Затаив дыхание, толкнул дверь кухни и едва не лишился чувств. В кухне никого не было. С горечью я был вынужден признать очевидную истину: намерения, которые я приписывал Фанфан, были всего лишь отражением моих мечтаний.
Вот о чем я думал, когда вдруг заметил свет в салоне, смежном с кухней. Подошел к двери. Фанфан сидела по-турецки на ковре, склонившись над журналом и машинально скребя вилкой по дну тарелки. На ней были лишь tee-shirt[6] из тонкой хлопчатобумажной ткани и очень короткие шорты.
Когда я увидел ее, меня снова стало корчить от сладострастия. Чтобы овладеть собой, я опустил глаза и охрипшим голосом небрежно бросил:
– А, ты здесь?
– Ты не спишь? – спросила она, изобразив удивление.
– Должно быть, выпил слишком много кофе. Разговор начался в тоне, который меня озадачил. Она как будто и не подозревала, какой огонь зажгла во мне. Может, это маневр? Ее холодность лишь подогрела мои чувства.
Но понемногу температура стала повышаться. Уж не знаю, как мы стали рассуждать о любви, но наши взгляды оказались на редкость одинаковыми. Мы оба отвергали скороспелость обычных чувств и опошление страсти. Наши души слились в общем неприятии посредственности. Я глядел на ее груди без лифчика под тонкой кофточкой, на ее голые ноги и трепетал; по интонациям ее голоса догадывался, что я ей не так безразличен, как в начале нашей непринужденной болтовни. Она устремляла на меня взгляды, приподнимавшие завесу над ее сердцем, и все ее поведение говорило о зарождении нежной привязанности.
Между нами установилось такое гармоничное согласие, что мы за разговором не замечали, как бежит время. Незаметно Фанфан стала меньше сдерживаться и больше выкладывать душу. Я узнал обратную сторону ее личности, узнал о сомнениях, скрываемых непринужденными манерами. Чем больше она откровенничала, тем ясней становилось, что передо мной женщина, предназначенная мне судьбой, единственная в жизни. С ней, как и со стариком Ти, я мог позволить себе быть искренним. Моя напускная веселость испарилась. Мне уже не надо было лезть из кожи, чтобы понравиться ей, а моя вновь обретенная искренность очаровала ее. Я рассказал о своей семье, ничего не приукрашивая. Мне вдруг показалось, что вполне достаточно реальности как она есть, а вот Лора никогда не позволяла мне быть самим собой; с нею я притворялся, как со всеми прочими.
К двум часам ночи Фанфан вспомнила о своих профессиональных заботах: плохое отношение к ней продюсеров ранило ее больше, чем она осмеливалась показать.
Взволнованный ее переживаниями, я почти невольно пожал ее руку. Она вздрогнула, у нее перехватило дыхание.

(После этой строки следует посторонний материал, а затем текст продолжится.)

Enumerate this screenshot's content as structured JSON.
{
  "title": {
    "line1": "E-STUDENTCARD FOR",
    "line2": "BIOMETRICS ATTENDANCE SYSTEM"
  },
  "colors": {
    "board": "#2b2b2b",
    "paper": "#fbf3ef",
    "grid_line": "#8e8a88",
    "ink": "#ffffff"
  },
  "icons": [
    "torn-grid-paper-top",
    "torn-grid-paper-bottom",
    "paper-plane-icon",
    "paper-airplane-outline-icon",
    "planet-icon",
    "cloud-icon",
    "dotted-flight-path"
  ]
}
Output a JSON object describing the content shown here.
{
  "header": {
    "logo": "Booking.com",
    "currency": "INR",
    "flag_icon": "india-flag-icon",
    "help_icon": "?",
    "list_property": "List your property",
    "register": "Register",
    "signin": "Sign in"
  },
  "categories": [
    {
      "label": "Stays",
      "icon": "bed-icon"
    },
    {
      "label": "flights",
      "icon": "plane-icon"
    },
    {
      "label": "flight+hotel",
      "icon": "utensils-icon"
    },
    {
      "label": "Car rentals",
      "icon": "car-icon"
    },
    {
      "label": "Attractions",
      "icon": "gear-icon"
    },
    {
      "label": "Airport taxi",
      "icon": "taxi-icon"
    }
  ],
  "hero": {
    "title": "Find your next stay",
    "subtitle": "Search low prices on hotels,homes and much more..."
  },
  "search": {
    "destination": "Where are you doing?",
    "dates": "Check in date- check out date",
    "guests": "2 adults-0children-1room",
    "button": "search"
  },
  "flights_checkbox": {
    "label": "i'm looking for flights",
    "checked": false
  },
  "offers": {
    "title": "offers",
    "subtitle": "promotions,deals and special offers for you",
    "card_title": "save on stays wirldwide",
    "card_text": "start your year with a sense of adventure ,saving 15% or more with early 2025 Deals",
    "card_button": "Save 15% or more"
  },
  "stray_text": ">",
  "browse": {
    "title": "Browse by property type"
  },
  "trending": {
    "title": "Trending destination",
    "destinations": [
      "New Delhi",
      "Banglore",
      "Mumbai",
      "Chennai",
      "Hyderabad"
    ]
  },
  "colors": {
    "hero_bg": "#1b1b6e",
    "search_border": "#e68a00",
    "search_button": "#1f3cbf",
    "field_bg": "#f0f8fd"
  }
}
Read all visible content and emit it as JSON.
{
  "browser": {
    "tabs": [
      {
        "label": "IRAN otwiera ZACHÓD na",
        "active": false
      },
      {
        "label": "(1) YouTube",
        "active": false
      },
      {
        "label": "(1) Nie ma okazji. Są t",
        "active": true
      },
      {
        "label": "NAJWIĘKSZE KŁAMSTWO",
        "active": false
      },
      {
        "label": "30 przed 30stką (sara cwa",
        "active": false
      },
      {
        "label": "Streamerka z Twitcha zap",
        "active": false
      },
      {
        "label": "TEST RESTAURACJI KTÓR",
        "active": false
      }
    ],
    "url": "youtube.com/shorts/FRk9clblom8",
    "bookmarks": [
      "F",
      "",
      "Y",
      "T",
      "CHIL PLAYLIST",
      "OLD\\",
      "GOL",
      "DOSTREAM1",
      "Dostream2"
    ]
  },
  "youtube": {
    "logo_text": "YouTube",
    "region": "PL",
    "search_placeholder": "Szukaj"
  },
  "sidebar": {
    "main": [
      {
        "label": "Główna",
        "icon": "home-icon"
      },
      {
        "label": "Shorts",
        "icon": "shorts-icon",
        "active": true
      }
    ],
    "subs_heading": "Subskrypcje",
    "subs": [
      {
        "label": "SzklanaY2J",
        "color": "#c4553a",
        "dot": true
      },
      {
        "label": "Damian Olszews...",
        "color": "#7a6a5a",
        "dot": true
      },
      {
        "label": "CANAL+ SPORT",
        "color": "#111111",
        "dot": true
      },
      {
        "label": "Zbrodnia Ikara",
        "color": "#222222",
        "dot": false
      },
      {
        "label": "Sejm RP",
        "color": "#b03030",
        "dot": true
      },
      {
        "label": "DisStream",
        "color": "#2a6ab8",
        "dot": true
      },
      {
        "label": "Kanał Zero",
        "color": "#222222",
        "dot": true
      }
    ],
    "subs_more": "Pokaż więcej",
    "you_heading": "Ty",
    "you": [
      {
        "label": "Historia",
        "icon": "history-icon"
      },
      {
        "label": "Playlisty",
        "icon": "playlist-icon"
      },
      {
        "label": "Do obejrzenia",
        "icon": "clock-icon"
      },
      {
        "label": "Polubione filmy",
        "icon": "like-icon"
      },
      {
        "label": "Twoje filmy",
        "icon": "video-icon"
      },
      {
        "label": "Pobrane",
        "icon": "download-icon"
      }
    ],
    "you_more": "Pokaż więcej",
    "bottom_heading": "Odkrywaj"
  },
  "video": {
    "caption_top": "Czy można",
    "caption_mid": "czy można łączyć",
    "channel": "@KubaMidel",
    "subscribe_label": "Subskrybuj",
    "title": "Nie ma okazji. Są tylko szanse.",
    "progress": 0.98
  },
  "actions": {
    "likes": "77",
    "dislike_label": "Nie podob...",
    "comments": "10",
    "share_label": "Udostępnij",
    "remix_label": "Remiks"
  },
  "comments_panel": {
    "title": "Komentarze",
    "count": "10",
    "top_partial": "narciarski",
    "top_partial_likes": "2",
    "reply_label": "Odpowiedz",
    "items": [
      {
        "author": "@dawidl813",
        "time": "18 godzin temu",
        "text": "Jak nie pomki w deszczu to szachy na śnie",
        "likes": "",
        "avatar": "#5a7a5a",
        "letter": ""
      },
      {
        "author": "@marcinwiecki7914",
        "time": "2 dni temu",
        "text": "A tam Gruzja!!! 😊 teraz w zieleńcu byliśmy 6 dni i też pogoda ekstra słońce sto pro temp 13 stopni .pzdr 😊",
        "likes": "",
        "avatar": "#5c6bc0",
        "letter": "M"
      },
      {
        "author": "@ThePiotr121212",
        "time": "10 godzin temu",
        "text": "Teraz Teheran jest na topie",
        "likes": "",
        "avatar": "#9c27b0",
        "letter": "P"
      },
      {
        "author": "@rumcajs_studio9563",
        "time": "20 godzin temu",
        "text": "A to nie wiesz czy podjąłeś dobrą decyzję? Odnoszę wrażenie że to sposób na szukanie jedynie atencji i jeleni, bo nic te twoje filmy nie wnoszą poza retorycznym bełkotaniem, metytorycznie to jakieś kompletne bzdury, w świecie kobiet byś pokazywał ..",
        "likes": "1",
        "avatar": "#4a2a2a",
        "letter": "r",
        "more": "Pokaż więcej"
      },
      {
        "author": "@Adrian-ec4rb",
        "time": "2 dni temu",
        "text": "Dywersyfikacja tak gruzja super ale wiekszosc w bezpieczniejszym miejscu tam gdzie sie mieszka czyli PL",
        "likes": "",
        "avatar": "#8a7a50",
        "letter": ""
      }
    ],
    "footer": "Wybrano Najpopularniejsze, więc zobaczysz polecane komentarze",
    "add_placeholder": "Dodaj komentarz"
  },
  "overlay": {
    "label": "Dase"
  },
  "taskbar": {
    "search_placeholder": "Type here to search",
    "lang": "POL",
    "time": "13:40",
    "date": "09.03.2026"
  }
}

В этот момент в гостиную вошел, кутаясь в халат, мсье Ти. Его появление разом нарушило создавшуюся атмосферу интимности.
– Вы не замерзли? – спросил он – Похоже, не включено отопление.
И он исчез в подвале, чтобы пустить в дом тепло.
Тогда я сказал себе, что, если я тотчас не уйду, Лора очень скоро будет предана. Такая перспектива вызвала у меня панику. Я испугался, что в объятиях Фанфан окажусь ненавистным мне Александром Крузо. В душевном смятении я отступил; взглянув на часы, сказал, что уже очень поздно, и поспешно вернулся в свою комнату.
Лежа в постели, я поклялся избегать встреч с Фанфан.
Лора упросила меня провести конец следующей недели у ее родителей в Орлеане. Главным доводом был тот факт, что супруги Шантебиз в субботу праздновали серебряную свадьбу, двадцать пять лет супружеской жизни. Я должен был ликовать по поводу того, что они «выдержали» четверть века в одной постели; хотя меня это, скорей, удручало, но пришлось согласиться. Я уже десяток раз отказывался от этих визитов, чтобы сбежать к Мод и мсье Ти. Но поступить так теперь означало бы поссориться с Лорой.
Бесцветное невозмутимое существование, которое вели супруги Шантебиз, было лишь грубой подделкой счастья, но они-то считали, что счастливы, и меня это раздражало. Поговаривали, будто они открыли секрет неистощимой привязанности, и друзья считали, что в основе долговечности их союза лежит верность, а на самом деле это было не что иное, как вялая покорность привычке.
Папаша Шантебиз, судя по всему, шел на уступки, дабы сохранить мир в семье. Он позволял жене помыкать собой, ругать его, когда он клал в кофе два куска сахару, выбирать для него подштанники, зимой обматывать ему шею шарфом и ограничивать «посторонним» доступ в их родовое дворянское гнездо в Орлеане. Он говорил жене «нет», только когда она хотела это услышать, а как правило, бормотал «да», потому что не смел крикнуть: «Цыц!» Слишком робкий, чтобы потребовать у нее чего-нибудь – кроме разве что яйца всмятку за завтраком, – он подчинялся тирании со вздохом конченого человека и, дабы избежать столкновения с дражайшей половиной, соглашался ходить дома в «домашнем», то есть в полном наборе мужа, живущего под каблуком, куда входили вязаный жилет, фланелевые штаны и лакированные домашние туфли.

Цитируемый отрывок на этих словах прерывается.